Kampung Yomakan di Distrik Rumberpon, Kabupaten Teluk Wondama, Papua Barat, pernah dijuluki Kampung Vietnam. Mengapa? Karena penduduk kampung itu dulu gemar menangkap ikan menggunakan bom atau bopis. Kini, kebiasaan itu berangsur hilang karena warga mulai sadar tentang pentingnya pelestarian lingkungan.
Hari itu, sepuluh anak berusia tiga tahun hingga tujuh tahun duduk manis menyimak cerita Kepala Bidang Perpustakaan Teluk Wondama Anneke R Morin atau yang biasa disapa Mama Morin. Mama Morin bercerita tentang legenda Kampung Yomakan, yakni Sawasemaria, nenek moyang warga Yomakan. “Yo makan, yo makan. Akhirnya kampung ini diberi nama Yomakan,” ujar Mama Morin, mengakhiri ceritanya.
Legenda itu menceritakan kebersamaan warga Yomakan, kampung di pesisir pantai Taman Nasional Teluk Cenderawasih, di tengah berlimpahnya sumber daya alam di darat dan di laut yang lebih dari cukup untuk menghidupi seluruh warga. Kini, penduduk Yomakan terus bertambah dan mencapai 86 keluarga yang terdiri dari 13 marga.
Berlokasi di Teluk Cenderawasih membuat sebagian besar warga menggantungkan hidup pada laut dengan menjadi nelayan. Mereka memancing dan menombak. ”Kami tidak perlu pergi jauh-jauh ke tengah laut. Ikan-ikan datang sendiri ke tepi pantai. Kami tinggal pancing atau tombak,” kata Lambertus Yomaki (53), warga Yomakan. Jauh sebelumnya, hal serupa juga dialami ayah dan kakeknya.
Selain memancing dan menombak, ada satu-dua warga yang mencari ikan dengan bom atau bopis. Ini perilaku lama, warisan puluhan tahun lalu.
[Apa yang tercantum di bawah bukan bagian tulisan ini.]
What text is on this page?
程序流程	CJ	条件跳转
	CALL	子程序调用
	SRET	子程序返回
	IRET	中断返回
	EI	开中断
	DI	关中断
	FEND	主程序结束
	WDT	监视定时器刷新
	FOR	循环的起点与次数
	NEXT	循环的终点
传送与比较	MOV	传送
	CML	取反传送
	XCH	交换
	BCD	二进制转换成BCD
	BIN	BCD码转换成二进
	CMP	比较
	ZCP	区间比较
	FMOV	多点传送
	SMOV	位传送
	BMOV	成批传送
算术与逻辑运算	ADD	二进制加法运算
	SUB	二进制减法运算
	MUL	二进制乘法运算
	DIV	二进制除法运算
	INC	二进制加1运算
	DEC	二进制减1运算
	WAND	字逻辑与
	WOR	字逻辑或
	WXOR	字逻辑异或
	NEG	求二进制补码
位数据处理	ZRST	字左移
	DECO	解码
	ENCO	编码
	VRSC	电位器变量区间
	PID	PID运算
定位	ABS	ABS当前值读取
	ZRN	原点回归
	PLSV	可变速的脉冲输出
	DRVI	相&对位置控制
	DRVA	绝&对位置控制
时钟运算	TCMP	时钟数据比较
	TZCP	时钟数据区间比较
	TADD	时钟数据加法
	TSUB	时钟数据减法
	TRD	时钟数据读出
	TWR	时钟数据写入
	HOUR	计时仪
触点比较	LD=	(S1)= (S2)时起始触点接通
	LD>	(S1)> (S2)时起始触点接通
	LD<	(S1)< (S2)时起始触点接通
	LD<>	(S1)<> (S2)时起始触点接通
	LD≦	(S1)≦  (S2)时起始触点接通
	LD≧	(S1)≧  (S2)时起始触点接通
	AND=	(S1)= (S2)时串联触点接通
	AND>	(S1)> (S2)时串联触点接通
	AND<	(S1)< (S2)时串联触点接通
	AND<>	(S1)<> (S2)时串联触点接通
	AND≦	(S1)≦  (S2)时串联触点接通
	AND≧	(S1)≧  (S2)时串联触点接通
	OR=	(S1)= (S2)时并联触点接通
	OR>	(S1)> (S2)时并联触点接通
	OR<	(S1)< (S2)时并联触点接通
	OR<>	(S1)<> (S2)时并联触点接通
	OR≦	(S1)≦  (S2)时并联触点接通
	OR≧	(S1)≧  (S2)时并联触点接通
Warga desa dulu melakukannya setelah melihat beberapa tentara Belanda melakukan itu. ”Mereka kemudian mengambil mesiu dari granat atau misil yang tidak terpakai saat perang,” kata Andres Torai (54), tokoh masyarakat sekaligus Ketua Kelompok Pengawasan Masyarakat Yomakan.
Pengeboman dulu mulai dilakukan sejak awal-awal masa kemerdekaan. Tindakan itu meluas setelah pendatang dari Baubau tiba di Teluk Wondama pada 1970-an dan menangkap ikan dengan bopis. Masyarakat Yomakan kemudian ramai-ramai mengikuti cara itu hingga hampir semua nelayan mahir merakit bopis. Puncak pemakaian bopis terjadi pada kurun 1990-an sampai 2005.
Menurut Lambertus, ketika itu para nelayan yang hendak melaut seperti hendak maju ke medan tempur. Dalam satu perahu berisi 10 orang tidak hanya dilengkapi jala, tetapi juga bopis. Lalu, para nelayan melempar bopis bergantian ke laut. Belum selesai mereka mengambil ikan yang mati terkena ledakan, terdengar suara bopis lain dari kanan, kiri, belakang, dan depan. Suasananya mirip sekali dengan pertempuran. ”Makanya, dulu Yomakan disebut Kampung Vietnam karena setiap hari seperti perang di Vietnam,” katanya sambil tertawa.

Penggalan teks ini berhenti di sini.